Sénégal : lancement de la conversion au gaz de la centrale électrique de Bel Air

(Agence Ecofin) – Il y a quatre ans, la Société nationale d’électricité du Sénégal (Senelec), avait confié au concepteur finlandais d’équipements énergétiques Wärtsilä, le marché de conversion de sa centrale électrique de Bel Air, conçue pour fonctionner au fioul lourd.

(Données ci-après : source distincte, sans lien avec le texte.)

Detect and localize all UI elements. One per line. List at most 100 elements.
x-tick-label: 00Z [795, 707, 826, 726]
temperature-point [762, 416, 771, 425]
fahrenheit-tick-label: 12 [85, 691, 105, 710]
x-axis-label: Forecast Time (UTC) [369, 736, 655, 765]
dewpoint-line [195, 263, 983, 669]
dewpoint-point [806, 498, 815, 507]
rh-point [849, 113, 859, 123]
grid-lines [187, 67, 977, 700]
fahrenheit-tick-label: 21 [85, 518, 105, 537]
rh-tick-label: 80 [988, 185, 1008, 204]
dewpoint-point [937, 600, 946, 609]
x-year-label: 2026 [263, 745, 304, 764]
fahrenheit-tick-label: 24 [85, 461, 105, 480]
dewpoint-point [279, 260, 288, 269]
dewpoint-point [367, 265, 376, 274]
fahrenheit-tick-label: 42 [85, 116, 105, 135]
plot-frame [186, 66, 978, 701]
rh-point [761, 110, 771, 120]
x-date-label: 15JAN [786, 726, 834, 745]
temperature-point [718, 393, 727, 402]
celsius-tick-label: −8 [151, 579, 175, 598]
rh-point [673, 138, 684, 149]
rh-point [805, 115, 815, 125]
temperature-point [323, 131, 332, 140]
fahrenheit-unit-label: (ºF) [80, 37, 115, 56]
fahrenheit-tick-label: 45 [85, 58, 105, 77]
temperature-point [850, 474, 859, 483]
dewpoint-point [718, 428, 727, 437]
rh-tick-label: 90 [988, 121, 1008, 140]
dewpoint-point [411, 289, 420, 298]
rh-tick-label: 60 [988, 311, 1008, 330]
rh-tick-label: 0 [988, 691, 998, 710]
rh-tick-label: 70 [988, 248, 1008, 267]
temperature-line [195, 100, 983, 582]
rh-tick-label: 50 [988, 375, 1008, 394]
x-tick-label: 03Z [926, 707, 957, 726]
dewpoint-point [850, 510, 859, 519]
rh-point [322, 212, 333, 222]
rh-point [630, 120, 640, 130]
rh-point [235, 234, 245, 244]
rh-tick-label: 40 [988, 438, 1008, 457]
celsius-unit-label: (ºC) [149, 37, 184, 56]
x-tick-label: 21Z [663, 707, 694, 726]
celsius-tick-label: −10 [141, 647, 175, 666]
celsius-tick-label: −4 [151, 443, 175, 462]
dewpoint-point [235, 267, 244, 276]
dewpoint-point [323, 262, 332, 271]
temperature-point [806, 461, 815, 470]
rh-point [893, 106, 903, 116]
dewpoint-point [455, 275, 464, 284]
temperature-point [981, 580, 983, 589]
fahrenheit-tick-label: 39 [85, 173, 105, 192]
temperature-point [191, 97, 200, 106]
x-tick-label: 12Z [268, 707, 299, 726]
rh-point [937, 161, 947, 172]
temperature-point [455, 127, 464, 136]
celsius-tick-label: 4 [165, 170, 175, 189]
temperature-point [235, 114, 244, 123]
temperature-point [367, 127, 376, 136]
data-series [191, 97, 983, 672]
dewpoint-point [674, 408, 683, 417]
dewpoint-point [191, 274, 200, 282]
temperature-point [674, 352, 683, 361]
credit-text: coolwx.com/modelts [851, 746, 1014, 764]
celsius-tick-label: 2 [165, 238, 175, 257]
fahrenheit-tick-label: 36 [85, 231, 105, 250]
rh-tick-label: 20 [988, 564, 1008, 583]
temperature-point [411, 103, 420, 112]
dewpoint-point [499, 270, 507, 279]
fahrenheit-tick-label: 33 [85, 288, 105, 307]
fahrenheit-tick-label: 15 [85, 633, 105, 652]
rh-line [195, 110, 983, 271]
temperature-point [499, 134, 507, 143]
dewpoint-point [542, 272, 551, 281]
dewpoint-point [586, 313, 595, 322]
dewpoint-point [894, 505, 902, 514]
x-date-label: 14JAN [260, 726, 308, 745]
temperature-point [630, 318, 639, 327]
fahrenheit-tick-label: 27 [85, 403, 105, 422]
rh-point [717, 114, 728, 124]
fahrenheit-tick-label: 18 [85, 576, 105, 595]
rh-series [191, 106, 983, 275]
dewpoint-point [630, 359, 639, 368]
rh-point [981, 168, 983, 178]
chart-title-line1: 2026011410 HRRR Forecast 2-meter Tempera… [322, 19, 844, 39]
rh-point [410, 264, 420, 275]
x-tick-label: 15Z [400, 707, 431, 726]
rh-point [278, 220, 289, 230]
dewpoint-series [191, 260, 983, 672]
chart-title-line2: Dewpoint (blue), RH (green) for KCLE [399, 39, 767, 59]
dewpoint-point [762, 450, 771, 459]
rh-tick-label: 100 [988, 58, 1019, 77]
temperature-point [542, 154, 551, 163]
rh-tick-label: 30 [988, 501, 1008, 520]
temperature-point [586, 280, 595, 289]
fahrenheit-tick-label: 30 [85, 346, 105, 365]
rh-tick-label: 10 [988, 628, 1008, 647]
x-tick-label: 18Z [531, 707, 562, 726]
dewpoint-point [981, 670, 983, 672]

Selon des informations relayées mardi 13 mai, le Sénégal a franchi une étape dans la transformation de son système énergétique. Le pays a entamé le processus de conversion de la centrale électrique de Bel Air, l’une des plus importantes du pays avec ses 335 mégawatts, pour qu’elle fonctionne au gaz naturel liquéfié (GNL) en lieu et place du fioul lourd.

Le chantier confié à l’entreprise finlandaise Wärtsilä, se déroulera en deux phases. La première, lancée ce mois-ci, consiste à adapter les moteurs de la centrale. Cette phase devrait être suivie d’une seconde, attendue d’ici fin 2025, et qui permettra le basculement total vers le GNL comme carburant principal.
Cette opération coordonnée par le fournisseur public d’électricité Senelec, s’inscrit dans un plan visant à exploiter les ressources gazières du pays pour sécuriser son approvisionnement en électricité et limiter sa dépendance aux marchés internationaux du pétrole. En 2023, le Sénégal a importé pour près de 2,13 milliards de dollars de produits pétroliers raffinés, soit près d’un cinquième de ses importations de biens.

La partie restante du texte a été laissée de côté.